Од пришла ко мне в последний раз. Мы обменялись только несколькими словами без всякого отношения к предстоящей разлуке. Я предложил ей сохранить в память нашей любви мою мебель. Это было моим завещанием человека, который для нее вычеркивался из жизни. Согласившись на мое предложение без возражений, она, казалось, не таила никакой задней мысли, но в тот момент, когда я отдал ей ключи, она отвернулась в сторону. Не знаю, смеялась ли она…
У меня был такой вид, словно я уже мечтал о возвращении. Однако, я решил никогда больше не видаться с ней. Мы пережили такие страдания, что только одно избавление казалось для нас обоих единственным возможным благом.
Необъятною нежностью и надеждой на новую жизнь наполнило меня в эту светлую минуту.
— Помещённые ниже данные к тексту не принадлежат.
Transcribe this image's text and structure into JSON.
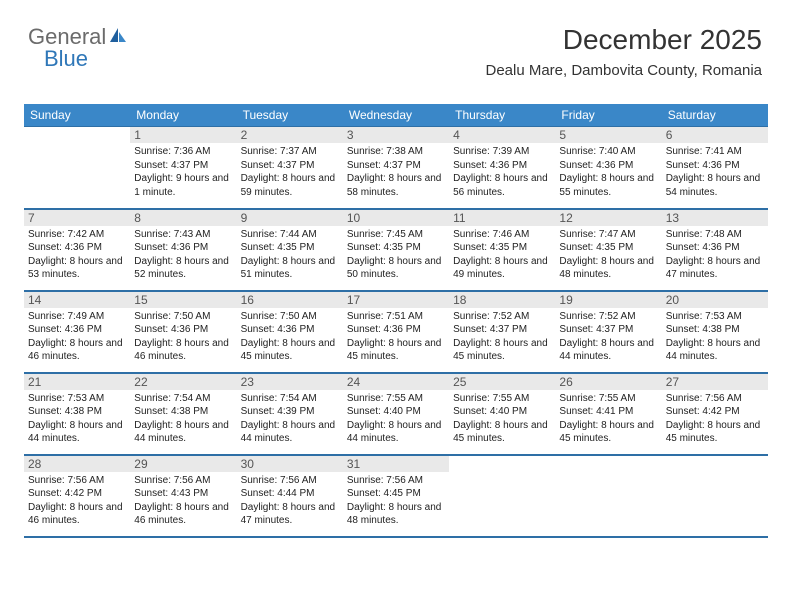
{
  "brand": {
    "part1": "General",
    "part2": "Blue"
  },
  "header": {
    "month_title": "December 2025",
    "location": "Dealu Mare, Dambovita County, Romania"
  },
  "style": {
    "header_bg": "#3a87c8",
    "header_border": "#2e6fa6",
    "daynum_bg": "#e9e9e9",
    "text_color": "#222222",
    "page_bg": "#ffffff",
    "logo_general_color": "#6b6b6b",
    "logo_blue_color": "#2f77b8",
    "title_font_size_pt": 21,
    "location_font_size_pt": 11,
    "dayheader_font_size_pt": 9,
    "cell_font_size_pt": 7.5
  },
  "day_headers": [
    "Sunday",
    "Monday",
    "Tuesday",
    "Wednesday",
    "Thursday",
    "Friday",
    "Saturday"
  ],
  "weeks": [
    [
      null,
      {
        "n": "1",
        "sunrise": "7:36 AM",
        "sunset": "4:37 PM",
        "daylight": "9 hours and 1 minute."
      },
      {
        "n": "2",
        "sunrise": "7:37 AM",
        "sunset": "4:37 PM",
        "daylight": "8 hours and 59 minutes."
      },
      {
        "n": "3",
        "sunrise": "7:38 AM",
        "sunset": "4:37 PM",
        "daylight": "8 hours and 58 minutes."
      },
      {
        "n": "4",
        "sunrise": "7:39 AM",
        "sunset": "4:36 PM",
        "daylight": "8 hours and 56 minutes."
      },
      {
        "n": "5",
        "sunrise": "7:40 AM",
        "sunset": "4:36 PM",
        "daylight": "8 hours and 55 minutes."
      },
      {
        "n": "6",
        "sunrise": "7:41 AM",
        "sunset": "4:36 PM",
        "daylight": "8 hours and 54 minutes."
      }
    ],
    [
      {
        "n": "7",
        "sunrise": "7:42 AM",
        "sunset": "4:36 PM",
        "daylight": "8 hours and 53 minutes."
      },
      {
        "n": "8",
        "sunrise": "7:43 AM",
        "sunset": "4:36 PM",
        "daylight": "8 hours and 52 minutes."
      },
      {
        "n": "9",
        "sunrise": "7:44 AM",
        "sunset": "4:35 PM",
        "daylight": "8 hours and 51 minutes."
      },
      {
        "n": "10",
        "sunrise": "7:45 AM",
        "sunset": "4:35 PM",
        "daylight": "8 hours and 50 minutes."
      },
      {
        "n": "11",
        "sunrise": "7:46 AM",
        "sunset": "4:35 PM",
        "daylight": "8 hours and 49 minutes."
      },
      {
        "n": "12",
        "sunrise": "7:47 AM",
        "sunset": "4:35 PM",
        "daylight": "8 hours and 48 minutes."
      },
      {
        "n": "13",
        "sunrise": "7:48 AM",
        "sunset": "4:36 PM",
        "daylight": "8 hours and 47 minutes."
      }
    ],
    [
      {
        "n": "14",
        "sunrise": "7:49 AM",
        "sunset": "4:36 PM",
        "daylight": "8 hours and 46 minutes."
      },
      {
        "n": "15",
        "sunrise": "7:50 AM",
        "sunset": "4:36 PM",
        "daylight": "8 hours and 46 minutes."
      },
      {
        "n": "16",
        "sunrise": "7:50 AM",
        "sunset": "4:36 PM",
        "daylight": "8 hours and 45 minutes."
      },
      {
        "n": "17",
        "sunrise": "7:51 AM",
        "sunset": "4:36 PM",
        "daylight": "8 hours and 45 minutes."
      },
      {
        "n": "18",
        "sunrise": "7:52 AM",
        "sunset": "4:37 PM",
        "daylight": "8 hours and 45 minutes."
      },
      {
        "n": "19",
        "sunrise": "7:52 AM",
        "sunset": "4:37 PM",
        "daylight": "8 hours and 44 minutes."
      },
      {
        "n": "20",
        "sunrise": "7:53 AM",
        "sunset": "4:38 PM",
        "daylight": "8 hours and 44 minutes."
      }
    ],
    [
      {
        "n": "21",
        "sunrise": "7:53 AM",
        "sunset": "4:38 PM",
        "daylight": "8 hours and 44 minutes."
      },
      {
        "n": "22",
        "sunrise": "7:54 AM",
        "sunset": "4:38 PM",
        "daylight": "8 hours and 44 minutes."
      },
      {
        "n": "23",
        "sunrise": "7:54 AM",
        "sunset": "4:39 PM",
        "daylight": "8 hours and 44 minutes."
      },
      {
        "n": "24",
        "sunrise": "7:55 AM",
        "sunset": "4:40 PM",
        "daylight": "8 hours and 44 minutes."
      },
      {
        "n": "25",
        "sunrise": "7:55 AM",
        "sunset": "4:40 PM",
        "daylight": "8 hours and 45 minutes."
      },
      {
        "n": "26",
        "sunrise": "7:55 AM",
        "sunset": "4:41 PM",
        "daylight": "8 hours and 45 minutes."
      },
      {
        "n": "27",
        "sunrise": "7:56 AM",
        "sunset": "4:42 PM",
        "daylight": "8 hours and 45 minutes."
      }
    ],
    [
      {
        "n": "28",
        "sunrise": "7:56 AM",
        "sunset": "4:42 PM",
        "daylight": "8 hours and 46 minutes."
      },
      {
        "n": "29",
        "sunrise": "7:56 AM",
        "sunset": "4:43 PM",
        "daylight": "8 hours and 46 minutes."
      },
      {
        "n": "30",
        "sunrise": "7:56 AM",
        "sunset": "4:44 PM",
        "daylight": "8 hours and 47 minutes."
      },
      {
        "n": "31",
        "sunrise": "7:56 AM",
        "sunset": "4:45 PM",
        "daylight": "8 hours and 48 minutes."
      },
      null,
      null,
      null
    ]
  ],
  "labels": {
    "sunrise": "Sunrise:",
    "sunset": "Sunset:",
    "daylight": "Daylight:"
  }
}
– Од, забудьте меня, как я постараюсь забыть вас!
Говоря ей это, я взял ее руку, и слезы хлынули из глаз моих.
Она первая напомнила мне о моем настойчивом решении. Открыла дверь. Холодно кивнула мне в знак прощания. Спустилась вниз на две ступеньки.
Сердце мое разрывалось. Я готов был крикнуть ей, но она обернулась и сказала мне спокойно и твердо:
– Когда вы вернетесь, постель будет готова, как и в тот раз.
Глава 39
Я возвратился в отчий дом. Старый пес умер от старости на своем посту. Кошка так много наплодила котят, что ими были полны все окрестности. И неизменно, как старая парка, плетущая нить в очаге, сторожила служанка, набожно хранившая образы прошлого. Эта преданная старушка рассказала мне обо всех этих событиях, когда я вошел. Ничего другого не произошло с тех пор. Словно я только что вчера уехал.
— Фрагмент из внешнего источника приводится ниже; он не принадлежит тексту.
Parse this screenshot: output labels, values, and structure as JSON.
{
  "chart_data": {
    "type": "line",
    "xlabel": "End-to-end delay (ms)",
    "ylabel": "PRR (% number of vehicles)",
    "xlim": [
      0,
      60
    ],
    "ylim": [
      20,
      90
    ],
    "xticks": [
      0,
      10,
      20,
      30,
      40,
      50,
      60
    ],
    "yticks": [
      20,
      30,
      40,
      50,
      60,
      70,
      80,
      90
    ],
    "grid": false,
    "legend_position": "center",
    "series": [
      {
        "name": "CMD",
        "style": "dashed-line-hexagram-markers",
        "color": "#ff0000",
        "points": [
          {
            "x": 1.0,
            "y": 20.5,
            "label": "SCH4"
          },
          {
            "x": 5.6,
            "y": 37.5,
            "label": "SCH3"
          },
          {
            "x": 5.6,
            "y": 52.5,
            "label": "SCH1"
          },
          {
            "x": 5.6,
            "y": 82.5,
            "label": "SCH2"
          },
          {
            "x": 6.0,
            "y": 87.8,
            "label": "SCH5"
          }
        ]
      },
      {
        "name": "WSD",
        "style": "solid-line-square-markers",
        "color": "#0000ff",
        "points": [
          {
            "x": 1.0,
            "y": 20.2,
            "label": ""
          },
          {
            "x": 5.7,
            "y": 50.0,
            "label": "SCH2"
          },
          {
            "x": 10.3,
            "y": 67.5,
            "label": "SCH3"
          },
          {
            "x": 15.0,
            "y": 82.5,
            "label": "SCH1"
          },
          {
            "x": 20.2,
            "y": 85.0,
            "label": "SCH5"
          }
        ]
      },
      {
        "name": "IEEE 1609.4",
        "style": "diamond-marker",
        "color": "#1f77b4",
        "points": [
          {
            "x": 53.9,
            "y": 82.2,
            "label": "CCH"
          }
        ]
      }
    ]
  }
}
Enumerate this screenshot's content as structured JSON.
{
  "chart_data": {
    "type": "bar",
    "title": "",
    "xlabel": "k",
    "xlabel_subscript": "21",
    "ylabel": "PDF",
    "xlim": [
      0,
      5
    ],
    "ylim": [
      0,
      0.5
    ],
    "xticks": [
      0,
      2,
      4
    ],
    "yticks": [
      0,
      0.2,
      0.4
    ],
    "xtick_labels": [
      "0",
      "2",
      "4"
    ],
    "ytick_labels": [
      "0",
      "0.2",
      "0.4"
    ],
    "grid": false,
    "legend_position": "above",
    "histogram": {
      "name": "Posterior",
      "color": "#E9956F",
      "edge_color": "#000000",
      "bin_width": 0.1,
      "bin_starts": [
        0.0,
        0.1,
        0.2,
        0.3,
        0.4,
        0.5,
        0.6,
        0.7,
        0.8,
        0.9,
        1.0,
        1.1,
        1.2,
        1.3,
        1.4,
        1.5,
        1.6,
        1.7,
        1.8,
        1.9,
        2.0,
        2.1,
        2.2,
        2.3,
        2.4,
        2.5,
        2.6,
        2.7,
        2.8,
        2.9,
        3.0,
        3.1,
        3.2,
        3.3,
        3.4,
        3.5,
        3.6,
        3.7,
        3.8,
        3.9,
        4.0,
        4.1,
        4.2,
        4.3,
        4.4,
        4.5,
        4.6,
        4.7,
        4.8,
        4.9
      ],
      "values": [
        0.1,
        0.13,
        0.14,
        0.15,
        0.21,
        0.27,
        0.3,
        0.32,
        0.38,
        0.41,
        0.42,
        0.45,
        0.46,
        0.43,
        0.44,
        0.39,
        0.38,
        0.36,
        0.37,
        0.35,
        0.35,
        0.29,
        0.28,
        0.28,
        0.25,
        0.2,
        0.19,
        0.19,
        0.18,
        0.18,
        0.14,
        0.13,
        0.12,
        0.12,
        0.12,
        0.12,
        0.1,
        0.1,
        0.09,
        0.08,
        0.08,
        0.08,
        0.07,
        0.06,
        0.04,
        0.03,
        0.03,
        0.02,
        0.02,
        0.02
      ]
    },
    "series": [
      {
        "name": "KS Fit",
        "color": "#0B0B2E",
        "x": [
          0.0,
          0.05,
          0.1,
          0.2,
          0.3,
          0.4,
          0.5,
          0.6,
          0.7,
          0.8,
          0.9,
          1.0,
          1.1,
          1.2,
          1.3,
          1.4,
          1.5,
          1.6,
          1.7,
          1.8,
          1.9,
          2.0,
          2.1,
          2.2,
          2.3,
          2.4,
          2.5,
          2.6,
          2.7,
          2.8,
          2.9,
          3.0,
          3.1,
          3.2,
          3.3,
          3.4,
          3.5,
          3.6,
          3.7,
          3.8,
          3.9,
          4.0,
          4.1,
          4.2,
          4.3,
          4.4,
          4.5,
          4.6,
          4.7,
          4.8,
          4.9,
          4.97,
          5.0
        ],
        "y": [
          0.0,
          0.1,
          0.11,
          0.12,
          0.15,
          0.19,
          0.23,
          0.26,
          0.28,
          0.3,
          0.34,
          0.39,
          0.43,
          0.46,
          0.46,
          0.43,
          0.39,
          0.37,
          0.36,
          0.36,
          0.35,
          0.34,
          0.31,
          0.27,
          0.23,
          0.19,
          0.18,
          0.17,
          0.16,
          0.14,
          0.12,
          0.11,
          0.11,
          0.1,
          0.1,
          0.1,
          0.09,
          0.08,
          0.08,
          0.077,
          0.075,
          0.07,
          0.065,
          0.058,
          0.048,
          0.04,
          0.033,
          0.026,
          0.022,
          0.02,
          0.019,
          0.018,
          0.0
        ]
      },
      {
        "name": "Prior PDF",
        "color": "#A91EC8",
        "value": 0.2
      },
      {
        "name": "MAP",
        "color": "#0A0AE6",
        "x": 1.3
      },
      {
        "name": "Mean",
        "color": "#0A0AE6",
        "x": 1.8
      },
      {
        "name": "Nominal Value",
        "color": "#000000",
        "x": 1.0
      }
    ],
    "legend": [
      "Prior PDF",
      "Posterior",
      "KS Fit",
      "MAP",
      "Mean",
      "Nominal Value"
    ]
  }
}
Червь еще сильней источил деревянные части стенных часов, которые пробили час моего рожденья и час смерти отца.
Один только я переменился. Один лишь я возвращался в этот вечно стоявший дом с душой истерзанной, с разбитым телом.
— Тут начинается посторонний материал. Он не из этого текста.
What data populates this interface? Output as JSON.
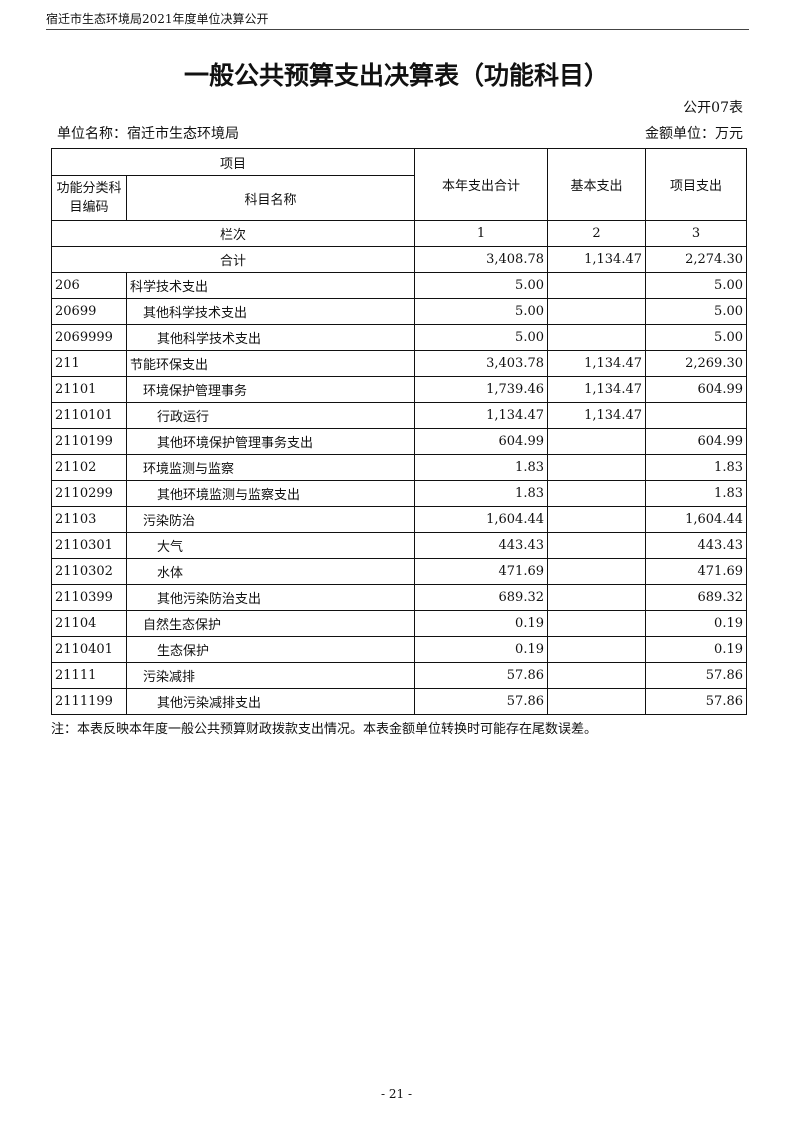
{
  "running_header": "宿迁市生态环境局2021年度单位决算公开",
  "title": "一般公共预算支出决算表（功能科目）",
  "table_no": "公开07表",
  "unit_name": "单位名称：宿迁市生态环境局",
  "money_unit": "金额单位：万元",
  "headers": {
    "item": "项目",
    "code": "功能分类科目编码",
    "name": "科目名称",
    "col1": "本年支出合计",
    "col2": "基本支出",
    "col3": "项目支出",
    "lanci": "栏次",
    "n1": "1",
    "n2": "2",
    "n3": "3"
  },
  "total": {
    "label": "合计",
    "c1": "3,408.78",
    "c2": "1,134.47",
    "c3": "2,274.30"
  },
  "rows": [
    {
      "code": "206",
      "name": "科学技术支出",
      "level": 0,
      "c1": "5.00",
      "c2": "",
      "c3": "5.00"
    },
    {
      "code": "20699",
      "name": "其他科学技术支出",
      "level": 1,
      "c1": "5.00",
      "c2": "",
      "c3": "5.00"
    },
    {
      "code": "2069999",
      "name": "其他科学技术支出",
      "level": 2,
      "c1": "5.00",
      "c2": "",
      "c3": "5.00"
    },
    {
      "code": "211",
      "name": "节能环保支出",
      "level": 0,
      "c1": "3,403.78",
      "c2": "1,134.47",
      "c3": "2,269.30"
    },
    {
      "code": "21101",
      "name": "环境保护管理事务",
      "level": 1,
      "c1": "1,739.46",
      "c2": "1,134.47",
      "c3": "604.99"
    },
    {
      "code": "2110101",
      "name": "行政运行",
      "level": 2,
      "c1": "1,134.47",
      "c2": "1,134.47",
      "c3": ""
    },
    {
      "code": "2110199",
      "name": "其他环境保护管理事务支出",
      "level": 2,
      "c1": "604.99",
      "c2": "",
      "c3": "604.99"
    },
    {
      "code": "21102",
      "name": "环境监测与监察",
      "level": 1,
      "c1": "1.83",
      "c2": "",
      "c3": "1.83"
    },
    {
      "code": "2110299",
      "name": "其他环境监测与监察支出",
      "level": 2,
      "c1": "1.83",
      "c2": "",
      "c3": "1.83"
    },
    {
      "code": "21103",
      "name": "污染防治",
      "level": 1,
      "c1": "1,604.44",
      "c2": "",
      "c3": "1,604.44"
    },
    {
      "code": "2110301",
      "name": "大气",
      "level": 2,
      "c1": "443.43",
      "c2": "",
      "c3": "443.43"
    },
    {
      "code": "2110302",
      "name": "水体",
      "level": 2,
      "c1": "471.69",
      "c2": "",
      "c3": "471.69"
    },
    {
      "code": "2110399",
      "name": "其他污染防治支出",
      "level": 2,
      "c1": "689.32",
      "c2": "",
      "c3": "689.32"
    },
    {
      "code": "21104",
      "name": "自然生态保护",
      "level": 1,
      "c1": "0.19",
      "c2": "",
      "c3": "0.19"
    },
    {
      "code": "2110401",
      "name": "生态保护",
      "level": 2,
      "c1": "0.19",
      "c2": "",
      "c3": "0.19"
    },
    {
      "code": "21111",
      "name": "污染减排",
      "level": 1,
      "c1": "57.86",
      "c2": "",
      "c3": "57.86"
    },
    {
      "code": "2111199",
      "name": "其他污染减排支出",
      "level": 2,
      "c1": "57.86",
      "c2": "",
      "c3": "57.86"
    }
  ],
  "note": "注：本表反映本年度一般公共预算财政拨款支出情况。本表金额单位转换时可能存在尾数误差。",
  "page_number": "- 21 -"
}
Подсвечники стояли на камине перед пустой кроватью, откуда грустно смотрело на меня холодное, торжественное лицо вечности.
Я поднялся в каморку деда под самой кровлей. И там, как в былое время, когда он плел свои силки, дышала какою-то внутреннею жизнью тишина.
И он, и мой отец друг за другом отошли в вечность и спали мирным сном рядом с моей матерью. Но дух их жил среди праха и пыли, как будто их тела не поддались тленью, как будто они только оставили свои места на время. И на железной койке моего милого великана я вспомнил об Ализе, маленькой утопленнице с берега вод!
Дорогая тень! Быть может, она своей внезапно пробудившейся любовью больше всех меня любила. Ализа! Ализа, я пойду к лугам, нарежу тростнику и обнесу оградой место, где целовал твои безжизненные глаза.
Но я не знал одного: стояла ли еще там рощица, вблизи которой впервые я встретил ее, когда она пасла коров.
Я плакал благодатными слезами. Их влага меня освежила. Я чувствовал себя таким старым, как будто из века в век влачил за собой мировое горе, подобно человеку, узревшему смерть и ныне воскресшему.
И в том же самом доме я почувствовал первые приступы болезни.
С течением времени мной овладело великое спокойствие, глубокое отрадное успокоение, подобное погружению в воды забвенья.
Среди этого безмолвия комнат я не производил большего шума, чем воздушные призраки, которые скользили по ним, будя воспоминания о прежней жизни.
Я блуждал со своей разбитой жизнью в руках, словно нес реликвии, боясь их растерять по дороге.
Я снова покоился в своей юношеской постели. Жил некоторое время за наглухо закрытыми ставнями таинственной жизнью, с одною старой служанкой, как хранительницей моих родных теней. Об Од я не думал. Мы расстались в ужасной пресыщенности извращенной любовью.
И стал я другим человеком, видел вещи другими глазами. Болезнь моя была не тем, о чем мне говорили, – не была сладострастьем тела, искусством вызывать из него наслажденье, как поэт извлекает прекрасные стихи, как ваятель высекает узоры из мрамора и металла.